To begin the 2018-19 season, the Washington Wizards had aspirations of winning 50 games and making the Eastern Conference Finals. Instead, they underachieved from the very beginning and John Wall ruptured his left Achilles tendon leading to a roster breakdown to get under the luxury tax.
That alone, saving Ted Leonsis money, might have been enough to give Ernie Grunfeld another season on the job. Should the Wizards somehow make the playoffs, that will almost certainly mean the gang returns to run it back next season. Washington tore down the core, but are still trying to limp into the playoffs. If that is not NBA purgatory, I am not sure what is and they have failed to commit to an organizational direction.
Long-term the Wizards are best off accepting they are not competitive for anything this season and committing to the draft lottery where they currently hold the seventh best odds of drafting Zion Williamson with the first overall pick. More likely than not, they have a top ten pick for the first time since selecting Otto Porter Jr. in 2013. That is better than getting swept in the first round of the playoffs and only having the No. 15 pick. Despite their efforts to do the latter, Washington is unlikely to make the postseason as they continue to lose pivotal games. On Friday night, the home team dropped a matchup with the Charlotte Hornets as well as the season-series.

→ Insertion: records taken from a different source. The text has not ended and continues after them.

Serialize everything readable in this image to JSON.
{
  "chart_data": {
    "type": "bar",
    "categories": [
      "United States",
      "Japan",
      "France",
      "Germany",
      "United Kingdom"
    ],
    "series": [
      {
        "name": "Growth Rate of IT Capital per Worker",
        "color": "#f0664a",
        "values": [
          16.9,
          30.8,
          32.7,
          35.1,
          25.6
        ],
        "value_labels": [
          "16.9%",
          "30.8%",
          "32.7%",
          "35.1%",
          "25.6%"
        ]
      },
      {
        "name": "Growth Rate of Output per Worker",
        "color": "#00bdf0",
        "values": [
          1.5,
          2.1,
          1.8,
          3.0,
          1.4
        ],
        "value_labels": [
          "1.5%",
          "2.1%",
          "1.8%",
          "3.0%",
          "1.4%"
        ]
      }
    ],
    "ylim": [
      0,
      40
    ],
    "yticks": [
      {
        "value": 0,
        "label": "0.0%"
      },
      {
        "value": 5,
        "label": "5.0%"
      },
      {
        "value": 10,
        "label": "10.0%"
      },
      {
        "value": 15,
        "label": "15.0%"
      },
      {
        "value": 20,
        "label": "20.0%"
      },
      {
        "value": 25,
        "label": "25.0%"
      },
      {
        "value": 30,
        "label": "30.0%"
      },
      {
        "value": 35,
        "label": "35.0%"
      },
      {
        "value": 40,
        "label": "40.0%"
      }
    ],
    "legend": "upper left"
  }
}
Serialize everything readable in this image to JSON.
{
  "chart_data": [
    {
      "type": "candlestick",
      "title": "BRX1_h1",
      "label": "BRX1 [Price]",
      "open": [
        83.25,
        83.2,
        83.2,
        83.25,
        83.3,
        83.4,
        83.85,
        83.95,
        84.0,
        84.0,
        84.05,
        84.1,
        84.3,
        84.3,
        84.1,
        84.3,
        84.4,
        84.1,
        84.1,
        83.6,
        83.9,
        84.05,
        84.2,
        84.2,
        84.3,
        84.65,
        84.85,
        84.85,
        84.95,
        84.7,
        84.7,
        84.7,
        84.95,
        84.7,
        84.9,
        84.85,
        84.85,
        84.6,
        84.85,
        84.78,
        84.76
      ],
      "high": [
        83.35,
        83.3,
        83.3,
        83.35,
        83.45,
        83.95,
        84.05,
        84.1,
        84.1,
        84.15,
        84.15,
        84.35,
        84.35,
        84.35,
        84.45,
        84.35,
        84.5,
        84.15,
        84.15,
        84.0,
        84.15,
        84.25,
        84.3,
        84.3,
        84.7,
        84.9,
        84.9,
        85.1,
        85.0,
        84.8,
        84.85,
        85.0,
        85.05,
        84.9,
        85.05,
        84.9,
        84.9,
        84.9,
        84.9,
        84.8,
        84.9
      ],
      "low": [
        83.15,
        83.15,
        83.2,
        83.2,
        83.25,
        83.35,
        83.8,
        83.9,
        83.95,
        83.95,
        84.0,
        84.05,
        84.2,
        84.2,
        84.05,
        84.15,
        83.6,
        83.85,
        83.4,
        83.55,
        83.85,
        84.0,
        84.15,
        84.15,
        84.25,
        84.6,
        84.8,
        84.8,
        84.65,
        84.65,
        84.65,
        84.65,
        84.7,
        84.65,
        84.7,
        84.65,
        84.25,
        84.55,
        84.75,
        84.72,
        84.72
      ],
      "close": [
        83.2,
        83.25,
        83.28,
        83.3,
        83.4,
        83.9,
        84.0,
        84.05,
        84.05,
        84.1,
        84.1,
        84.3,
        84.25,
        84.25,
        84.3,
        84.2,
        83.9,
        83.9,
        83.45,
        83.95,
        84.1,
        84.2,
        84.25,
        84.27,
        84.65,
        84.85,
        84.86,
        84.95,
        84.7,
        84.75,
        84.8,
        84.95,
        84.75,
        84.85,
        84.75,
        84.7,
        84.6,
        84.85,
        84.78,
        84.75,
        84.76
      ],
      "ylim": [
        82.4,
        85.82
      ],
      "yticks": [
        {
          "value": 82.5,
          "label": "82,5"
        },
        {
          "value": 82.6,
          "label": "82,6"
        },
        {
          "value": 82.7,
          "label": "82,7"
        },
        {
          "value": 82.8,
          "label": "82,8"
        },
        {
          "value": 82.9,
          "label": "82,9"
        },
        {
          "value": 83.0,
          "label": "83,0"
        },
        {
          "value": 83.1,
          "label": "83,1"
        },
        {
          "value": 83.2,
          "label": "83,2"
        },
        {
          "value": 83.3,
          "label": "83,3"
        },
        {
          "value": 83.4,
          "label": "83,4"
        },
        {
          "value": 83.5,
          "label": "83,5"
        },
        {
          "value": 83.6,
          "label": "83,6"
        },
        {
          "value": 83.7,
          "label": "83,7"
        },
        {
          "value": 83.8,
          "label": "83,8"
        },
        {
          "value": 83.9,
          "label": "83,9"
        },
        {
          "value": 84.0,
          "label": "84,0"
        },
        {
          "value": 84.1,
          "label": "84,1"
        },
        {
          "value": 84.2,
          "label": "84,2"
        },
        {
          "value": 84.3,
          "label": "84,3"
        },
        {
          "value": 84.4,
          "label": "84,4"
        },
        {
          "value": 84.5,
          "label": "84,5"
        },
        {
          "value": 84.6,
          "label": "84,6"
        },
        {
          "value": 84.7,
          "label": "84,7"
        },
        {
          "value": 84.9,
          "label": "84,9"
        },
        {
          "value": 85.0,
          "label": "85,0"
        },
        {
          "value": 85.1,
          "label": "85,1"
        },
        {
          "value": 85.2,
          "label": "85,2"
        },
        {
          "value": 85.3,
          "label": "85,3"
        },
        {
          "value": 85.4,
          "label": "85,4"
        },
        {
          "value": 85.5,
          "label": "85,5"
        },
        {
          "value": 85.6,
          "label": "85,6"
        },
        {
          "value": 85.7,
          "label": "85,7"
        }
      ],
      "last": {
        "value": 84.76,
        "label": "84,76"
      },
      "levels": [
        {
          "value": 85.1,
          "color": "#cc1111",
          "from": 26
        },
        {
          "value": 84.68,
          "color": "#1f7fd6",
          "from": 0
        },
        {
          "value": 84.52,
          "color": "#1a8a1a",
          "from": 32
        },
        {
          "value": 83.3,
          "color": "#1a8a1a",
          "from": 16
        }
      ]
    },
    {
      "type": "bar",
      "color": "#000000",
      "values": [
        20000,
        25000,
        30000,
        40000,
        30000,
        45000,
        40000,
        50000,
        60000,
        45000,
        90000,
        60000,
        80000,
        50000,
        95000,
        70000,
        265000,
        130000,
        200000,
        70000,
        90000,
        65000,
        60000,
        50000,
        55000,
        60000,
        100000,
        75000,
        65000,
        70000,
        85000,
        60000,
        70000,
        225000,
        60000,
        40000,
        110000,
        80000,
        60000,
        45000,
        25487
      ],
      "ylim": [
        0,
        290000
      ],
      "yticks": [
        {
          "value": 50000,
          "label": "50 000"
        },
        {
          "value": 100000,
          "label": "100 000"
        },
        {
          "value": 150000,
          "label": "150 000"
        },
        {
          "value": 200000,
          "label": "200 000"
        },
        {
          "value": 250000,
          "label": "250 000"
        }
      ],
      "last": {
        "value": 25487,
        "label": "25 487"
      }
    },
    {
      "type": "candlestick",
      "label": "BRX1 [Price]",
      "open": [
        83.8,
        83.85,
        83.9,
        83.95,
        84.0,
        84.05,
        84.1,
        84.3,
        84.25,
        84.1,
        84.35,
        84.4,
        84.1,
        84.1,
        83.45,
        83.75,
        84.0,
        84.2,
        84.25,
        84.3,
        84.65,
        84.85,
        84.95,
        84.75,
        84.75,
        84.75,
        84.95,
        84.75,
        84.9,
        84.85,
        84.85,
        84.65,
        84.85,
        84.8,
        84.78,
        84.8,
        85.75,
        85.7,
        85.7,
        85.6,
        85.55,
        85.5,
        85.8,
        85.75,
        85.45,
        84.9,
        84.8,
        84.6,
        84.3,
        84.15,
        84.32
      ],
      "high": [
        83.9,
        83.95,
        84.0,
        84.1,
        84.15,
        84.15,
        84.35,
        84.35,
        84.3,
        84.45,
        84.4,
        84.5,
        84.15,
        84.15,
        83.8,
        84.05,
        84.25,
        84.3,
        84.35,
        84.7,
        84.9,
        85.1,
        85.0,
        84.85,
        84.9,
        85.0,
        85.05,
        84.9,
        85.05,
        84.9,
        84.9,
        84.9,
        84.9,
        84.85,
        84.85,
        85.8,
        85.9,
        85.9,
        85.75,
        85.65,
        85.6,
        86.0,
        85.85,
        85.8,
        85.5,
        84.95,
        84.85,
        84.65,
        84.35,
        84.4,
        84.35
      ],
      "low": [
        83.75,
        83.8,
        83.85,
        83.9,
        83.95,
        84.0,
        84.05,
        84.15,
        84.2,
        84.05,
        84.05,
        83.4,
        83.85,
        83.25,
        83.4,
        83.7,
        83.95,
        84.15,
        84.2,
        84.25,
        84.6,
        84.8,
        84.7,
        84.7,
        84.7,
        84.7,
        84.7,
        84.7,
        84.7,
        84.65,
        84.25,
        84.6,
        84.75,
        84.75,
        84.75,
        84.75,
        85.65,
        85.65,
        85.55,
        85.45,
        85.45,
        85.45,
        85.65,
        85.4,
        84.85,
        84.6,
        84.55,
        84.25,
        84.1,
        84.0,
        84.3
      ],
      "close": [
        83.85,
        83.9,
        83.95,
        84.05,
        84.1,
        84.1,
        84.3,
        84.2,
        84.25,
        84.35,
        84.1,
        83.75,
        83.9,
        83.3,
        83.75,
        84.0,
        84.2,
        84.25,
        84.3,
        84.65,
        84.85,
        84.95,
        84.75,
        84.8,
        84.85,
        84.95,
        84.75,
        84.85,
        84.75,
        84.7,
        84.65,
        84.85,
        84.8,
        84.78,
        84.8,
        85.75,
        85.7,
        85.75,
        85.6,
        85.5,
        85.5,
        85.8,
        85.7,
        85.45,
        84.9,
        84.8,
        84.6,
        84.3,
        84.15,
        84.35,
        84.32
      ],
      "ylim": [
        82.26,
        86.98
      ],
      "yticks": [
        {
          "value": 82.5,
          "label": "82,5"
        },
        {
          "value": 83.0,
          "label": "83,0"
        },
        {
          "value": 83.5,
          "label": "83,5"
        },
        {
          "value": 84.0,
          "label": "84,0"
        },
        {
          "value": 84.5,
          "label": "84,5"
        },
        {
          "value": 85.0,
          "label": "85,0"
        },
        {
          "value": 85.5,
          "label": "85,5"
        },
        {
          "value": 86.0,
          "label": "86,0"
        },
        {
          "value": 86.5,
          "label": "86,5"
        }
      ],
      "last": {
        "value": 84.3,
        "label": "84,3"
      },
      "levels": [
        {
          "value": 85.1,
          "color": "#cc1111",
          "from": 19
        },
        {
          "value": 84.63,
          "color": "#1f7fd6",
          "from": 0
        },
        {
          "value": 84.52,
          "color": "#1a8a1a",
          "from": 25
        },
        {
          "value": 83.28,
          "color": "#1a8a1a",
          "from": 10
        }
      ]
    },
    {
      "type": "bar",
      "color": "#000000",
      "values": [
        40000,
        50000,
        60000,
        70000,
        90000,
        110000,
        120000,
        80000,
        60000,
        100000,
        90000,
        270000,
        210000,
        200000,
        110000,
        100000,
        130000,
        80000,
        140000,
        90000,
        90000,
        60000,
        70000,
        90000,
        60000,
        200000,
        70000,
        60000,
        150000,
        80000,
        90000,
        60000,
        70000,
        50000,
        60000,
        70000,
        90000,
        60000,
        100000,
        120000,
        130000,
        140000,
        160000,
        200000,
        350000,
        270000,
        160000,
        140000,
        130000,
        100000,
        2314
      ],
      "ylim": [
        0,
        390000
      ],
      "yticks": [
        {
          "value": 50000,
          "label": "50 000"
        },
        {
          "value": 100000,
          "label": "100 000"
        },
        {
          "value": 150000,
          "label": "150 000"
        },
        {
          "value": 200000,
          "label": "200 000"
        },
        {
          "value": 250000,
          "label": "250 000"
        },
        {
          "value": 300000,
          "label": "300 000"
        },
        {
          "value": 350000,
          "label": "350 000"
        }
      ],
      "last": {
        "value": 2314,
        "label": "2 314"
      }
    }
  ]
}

After being tied at 11 to open the game, the Wizards were down 21 after a 36-15 run by early in the second quarter. In typical Washington fashion, they fought back to cut the deficit to five only to see it swell up again to 21 early in the third quarter. History would repeat itself as the Wizards were within six with 4:28 to play, but they blew chances to complete the comeback. The Wizards wasted Bradley Beal’s second 40-point performance against the Hornets, much like they have squandered his All-NBA caliber season. Beal was probably so disgusted by all of the losing that he skipped out of the locker room before talking to the media, which he has pulled a handful of times this season.
“We were running in mud offensively,” head coach Scott Brooks said about the two-touchdown deficit after one quarter. “We turned the ball over, I think, 14 times in that first half when we gave them 27 points, and they only scored 26 in that second quarter but we gave them 27 on turnovers. I thought the rest of the game we were fighting. We got down 21 [points]. We fought back and then we got down again 17 or 18 and we fought back, had a chance to make it really interesting with one stop at the last minute. I knew that was going to be the case. Our guys are fighters — they’re going to continue to fight and things didn’t go well. It would have been a great comeback win because we didn’t have it in that first half, in the first quarter offensively, and our turnovers gave them a lot of easy points out of those 40 points. I give them credit. They got the steals and they got the turnovers and they got to the paint and they scored a bunch of points in the paint.”
“It’s tough. We put ourselves in the hole but we kept fighting. We got ourselves in a good position but we didn’t make plays at the end of the game tonight,” Jeff Green reiterated his coach.
Following much complaining about the lack of and inconsistent effort from Washington at times during Brooks’ tenure and specifically this season, the head coach has changed his tune to throw a parade about how his team continues to fight. Whether it be during the game or the course of the season through the multiple injuries, Brooks has raved about how this team will not give up. If such a pattern continues, Washington will maintain their high draft pick, which is what fans want especially if it means the ousting of Grunfeld, without proving Leonsis to be a fool when he declared his team will never tank. What the Wizards have to hope is that fighting without victories will not sour Beal’s mood on the franchise.